The use of a complete flow conditioning gauze in this application of represents a step-change improvement in accuracy and uniformity over the traditional combination of IGVs and endwall boundary layer generators. It is now possible to replicate the flow field embedded in a compressor spool in a single stage rig.

3.3 Core compressor profile

The target profile shown in Fig. 2 is taken upstream of the rotor row in the first stage an aero engine core compressor. It has a large stagnation pressure deficit originating at the hub and extending across 90% of the span. The target whirl angle profile varies smoothly from hub to tip as it would have been set by a variable inlet guide vane in the engine. The results of the CFD design and experimental test are shown in Fig. 10.

Fig. 10
figure 10

CFD design and experimental test of core compressor gauze

The shape of the pressure profile is replicated exactly, however once again the absolute loss 26% greater than the CFD prediction. The whirl angle distribution is correct to 1\(^{\circ }\) apart from at the endwalls where greater swirl is observed in the experiment. This suggests that the upstream axial velocity profile assumed in the design process is incorrect. Increased flow passing through the endwall passages results in increased turning in these regions.

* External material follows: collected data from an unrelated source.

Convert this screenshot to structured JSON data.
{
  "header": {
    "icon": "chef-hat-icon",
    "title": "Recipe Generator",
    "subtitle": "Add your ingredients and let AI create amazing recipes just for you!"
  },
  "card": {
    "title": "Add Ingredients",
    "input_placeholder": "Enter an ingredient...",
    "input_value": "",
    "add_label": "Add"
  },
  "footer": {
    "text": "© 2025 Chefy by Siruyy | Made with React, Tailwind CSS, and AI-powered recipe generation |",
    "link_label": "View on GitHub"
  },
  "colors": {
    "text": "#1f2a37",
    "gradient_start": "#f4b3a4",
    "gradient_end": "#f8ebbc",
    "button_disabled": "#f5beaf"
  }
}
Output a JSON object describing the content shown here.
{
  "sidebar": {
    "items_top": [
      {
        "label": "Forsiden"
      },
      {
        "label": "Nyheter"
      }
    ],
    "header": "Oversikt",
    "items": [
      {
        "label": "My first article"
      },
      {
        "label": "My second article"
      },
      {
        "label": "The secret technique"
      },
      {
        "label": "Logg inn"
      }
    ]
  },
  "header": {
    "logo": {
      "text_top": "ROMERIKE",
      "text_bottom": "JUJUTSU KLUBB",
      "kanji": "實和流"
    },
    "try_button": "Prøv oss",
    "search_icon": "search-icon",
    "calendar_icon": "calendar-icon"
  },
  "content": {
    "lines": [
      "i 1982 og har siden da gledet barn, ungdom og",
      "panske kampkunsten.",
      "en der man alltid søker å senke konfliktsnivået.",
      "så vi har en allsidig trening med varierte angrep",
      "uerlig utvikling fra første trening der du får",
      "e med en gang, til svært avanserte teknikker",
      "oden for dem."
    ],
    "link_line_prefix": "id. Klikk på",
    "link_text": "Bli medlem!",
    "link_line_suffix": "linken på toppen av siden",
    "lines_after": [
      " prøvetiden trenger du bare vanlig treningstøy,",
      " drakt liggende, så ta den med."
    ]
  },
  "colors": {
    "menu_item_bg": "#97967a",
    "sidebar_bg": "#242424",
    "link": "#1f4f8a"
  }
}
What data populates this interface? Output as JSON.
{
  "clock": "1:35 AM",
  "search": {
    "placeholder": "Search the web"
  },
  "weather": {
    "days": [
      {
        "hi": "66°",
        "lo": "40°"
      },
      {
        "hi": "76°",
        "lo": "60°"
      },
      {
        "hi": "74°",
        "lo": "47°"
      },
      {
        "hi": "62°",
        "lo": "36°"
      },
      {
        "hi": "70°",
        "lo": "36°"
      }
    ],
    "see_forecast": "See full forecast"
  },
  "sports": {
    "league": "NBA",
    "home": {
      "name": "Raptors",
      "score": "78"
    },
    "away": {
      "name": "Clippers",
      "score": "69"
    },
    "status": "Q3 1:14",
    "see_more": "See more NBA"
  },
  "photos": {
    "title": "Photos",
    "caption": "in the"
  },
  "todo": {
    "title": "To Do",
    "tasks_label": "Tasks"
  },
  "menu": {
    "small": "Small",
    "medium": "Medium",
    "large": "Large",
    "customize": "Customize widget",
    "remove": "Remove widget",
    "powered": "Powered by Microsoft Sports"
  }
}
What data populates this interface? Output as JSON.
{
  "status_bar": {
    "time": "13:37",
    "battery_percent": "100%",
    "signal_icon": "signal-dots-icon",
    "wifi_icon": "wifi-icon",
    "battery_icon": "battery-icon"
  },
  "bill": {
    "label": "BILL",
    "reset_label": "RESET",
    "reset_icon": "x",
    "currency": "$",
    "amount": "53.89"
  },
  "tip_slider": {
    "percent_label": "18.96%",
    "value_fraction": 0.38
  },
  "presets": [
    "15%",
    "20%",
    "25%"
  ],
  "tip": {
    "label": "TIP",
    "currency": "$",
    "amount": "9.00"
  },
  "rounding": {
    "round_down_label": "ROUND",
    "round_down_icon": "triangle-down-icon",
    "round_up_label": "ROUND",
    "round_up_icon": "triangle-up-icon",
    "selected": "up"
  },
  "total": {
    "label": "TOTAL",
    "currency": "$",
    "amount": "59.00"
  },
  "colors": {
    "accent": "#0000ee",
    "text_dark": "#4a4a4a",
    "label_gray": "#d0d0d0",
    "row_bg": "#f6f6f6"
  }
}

This gauze was more difficult to design than the embedded stage case due to the large absolute variation in stagnation pressure coefficient requiring a large variation in porosity. The limit of minimum trailing edge thickness had to be relaxed at the casing from 0.45 to 0.40 mm to increase the stagnation pressure in this region. This corresponds to a maximum porosity at the casing of 0.875. In the first passage off the hub the ratio of maximum thickness to trailing edge thickness also had to be tailored.

4 Conclusions

Complete flow conditioning gauzes can be designed to provide any stagnation pressure and whirl angle profile into a rotating rig or wind tunnel experiment. They offer finer control over flow conditioning than existing techniques. The gauzes can be designed reliably using 3D CFD and printed cheaply using commonly available additive manufacture techniques.

Total stagnation pressure losses through the gauzes are relatively high, of the order of 0.3–0.5 of dynamic head. However, this is not dissimilar to the pressure loss from turbulence generating grids commonly required. It seems likely that most fluid dynamic experiments will adopt a method of flow conditioning like this in the future.